5 tahun kemudian Di kamp pelatihan Organisasi Mo Hui.....
PLAK!
Cambuk kulit menghantam telapak kaki kecil yang sudah membiru. Yu'er, yang baru berusia tujuh tahun, hanya menggigit bibir bawahnya hingga berdarah. Ia tidak menangis. Matanya hanya menatap kosong ke lantai yang dingin.
"Sudah kubilang berapa kali? Jangan bersuara! Bodoh!" bentak Feng Yan.

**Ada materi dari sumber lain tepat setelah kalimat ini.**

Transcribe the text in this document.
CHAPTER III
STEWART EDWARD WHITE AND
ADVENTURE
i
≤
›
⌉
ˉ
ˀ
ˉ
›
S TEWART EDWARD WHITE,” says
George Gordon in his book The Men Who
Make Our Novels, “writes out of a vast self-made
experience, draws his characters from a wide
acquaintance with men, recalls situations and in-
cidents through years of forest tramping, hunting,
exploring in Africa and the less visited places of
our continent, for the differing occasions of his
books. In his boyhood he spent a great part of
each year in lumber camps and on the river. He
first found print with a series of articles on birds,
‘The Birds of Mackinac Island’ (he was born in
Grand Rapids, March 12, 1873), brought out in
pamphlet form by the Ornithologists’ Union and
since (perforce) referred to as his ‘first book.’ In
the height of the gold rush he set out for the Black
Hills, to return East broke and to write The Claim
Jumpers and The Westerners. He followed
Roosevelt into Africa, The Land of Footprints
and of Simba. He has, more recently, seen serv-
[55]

"Anak ini tidak berguna! Dia bahkan tidak bisa mengaktifkan mata dewa klan Liu dan Klan Feng! Dasar Sialan!"Gerutu Feng yan dalam pikirannya melihat gadis kecil dihadapannya berusaha untuk berdiri.
Xin Lan menatap Feng yan, yang langsung membuat Feng yan marah besar karena memiliki mata seperti Liu Mei.
"Anak Sialan!!!"
...
Feng Yan, sang pemimpin organisasi sekaligus pria yang telah menghancurkan keluarganya, mendidik Yu'er dengan kebohongan. Ia menanamkan cerita bahwa Yu'er adalah anak yang dibuang oleh keluarga aslinya dan ditemukan di reruntuhan.
Kini, Yu'er tumbuh menjadi "senjata" yang mati rasa. Ia diasingkan oleh teman-temannya karena kekuatannya yang tidak wajar dan sifatnya yang sedingin es.
"Nona Feng, Master memanggil Anda," seorang pengawal muncul di pintu selnya.
Yu'er bangkit. Rasa sakit di kakinya sudah ia simpan di kotak terdalam di benaknya. Ia berjalan menuju ruang utama yang memiliki ukiran naga mengancam di pintunya. Di sana, Feng Yan duduk dengan senyum yang tidak pernah mencapai matanya.
"Yu'er, ada tugas penting," Feng Yan melemparkan gulungan kertas. "Adipati Han harus dibereskan malam ini."
"Yu'er, Mulai saat ini dan selamanya Gunakan topeng ini, kau bisa melepaskan nya disaat kau sendiri."
Yu'er tidak bertanya mengapa. Ia hanya membungkuk rendah. "Murid mengerti."
Di tengah temaram lilin di sebuah kamar seorang gadis kecil berusia sekitar 6 tahun mengenakan sebuah topeng pemberian Masternya, seberkas cahaya hijau berkilat di matanya. Dalam sekejap, tubuh mungil itu lenyap di balik bayangan, menuju malam yang akan kembali bersimbah darah.